Apple’s mid-range iPhone experiment may be due for a quiet but meaningful course correction.
According to a new report, the iPhone 17e is set to bring back MagSafe wireless charging, undoing one of the more puzzling compromises made with the iPhone 16e.
The claim comes from The Information, which suggests Apple plans to reinstate Qi2 support on the iPhone 17e ahead of its expected early 2026 launch. If accurate, it would make Apple’s affordable iPhone once again compatible with magnetic chargers and accessories, something conspicuously missing from the 16e.
That omission raised eyebrows when the iPhone 16e launched earlier this year.

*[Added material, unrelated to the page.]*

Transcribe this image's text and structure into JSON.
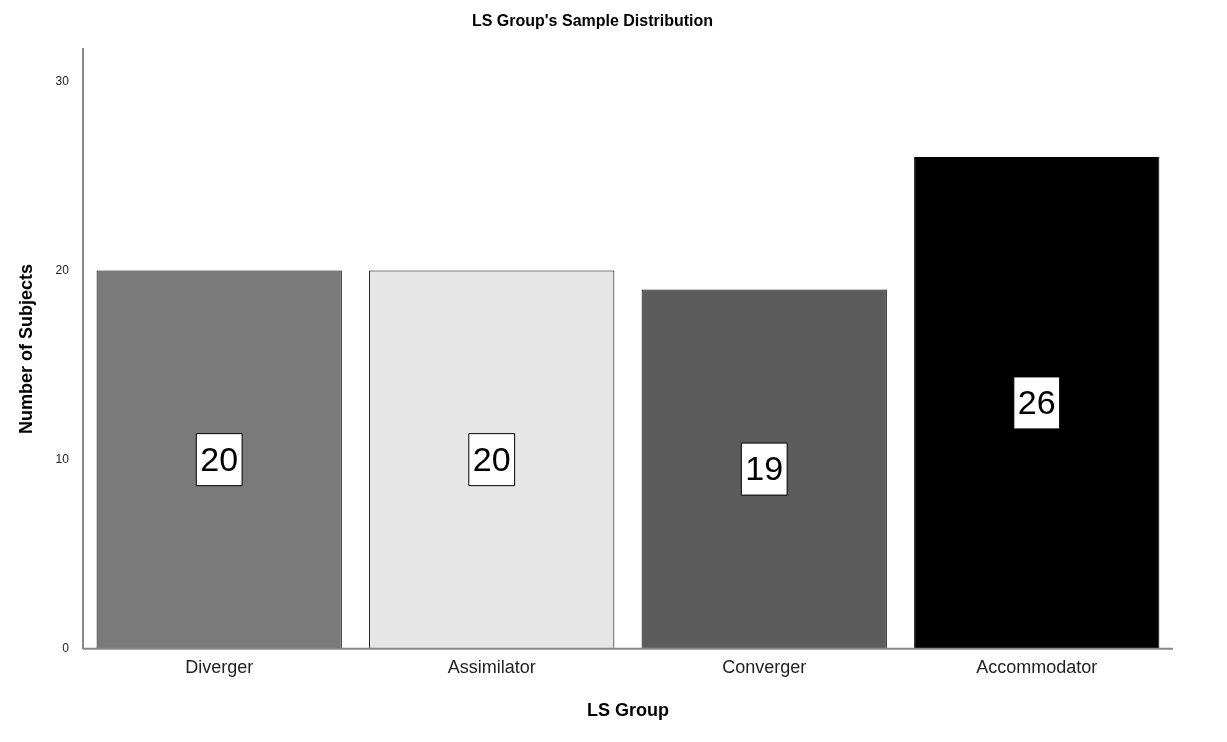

In an effort to keep costs down, Apple dropped MagSafe entirely, leaving the phone reliant on standard Qi charging.
While understandable on paper, the move felt out of step with Apple’s own ecosystem, particularly given how central MagSafe has become since its debut on the iPhone 12 back in 2020.
What makes the reported U-turn more interesting is the wider context. For years, Apple fans were quick to point out Android’s lack of Qi2 support, only for the tables to turn in 2025.
Google’s Pixel 10 series arrived with Qi2 built in, branded as PixelSnap, making it the first truly mainstream Android line to adopt the standard. With a more affordable Pixel 10a expected to follow, Apple risks being undercut on features if its own mid-ranger doesn’t keep pace.
The report also claims the iPhone 17e will feature Apple’s latest C1X in-house modem, first introduced with the iPhone Air, suggesting efficiency and connectivity upgrades beyond charging alone.
Speaking of the Air, the same source hints at a rethink there too. After criticism over its high price and single-camera setup, Apple is reportedly planning a two-camera iPhone Air 2 with a lower starting price in 2026, a sign that feedback may finally be landing.
If MagSafe does return, the iPhone 17e wouldn’t just be fixing a spec-sheet omission. It would be restoring a piece of the iPhone experience that many users felt should never have been removed in the first place.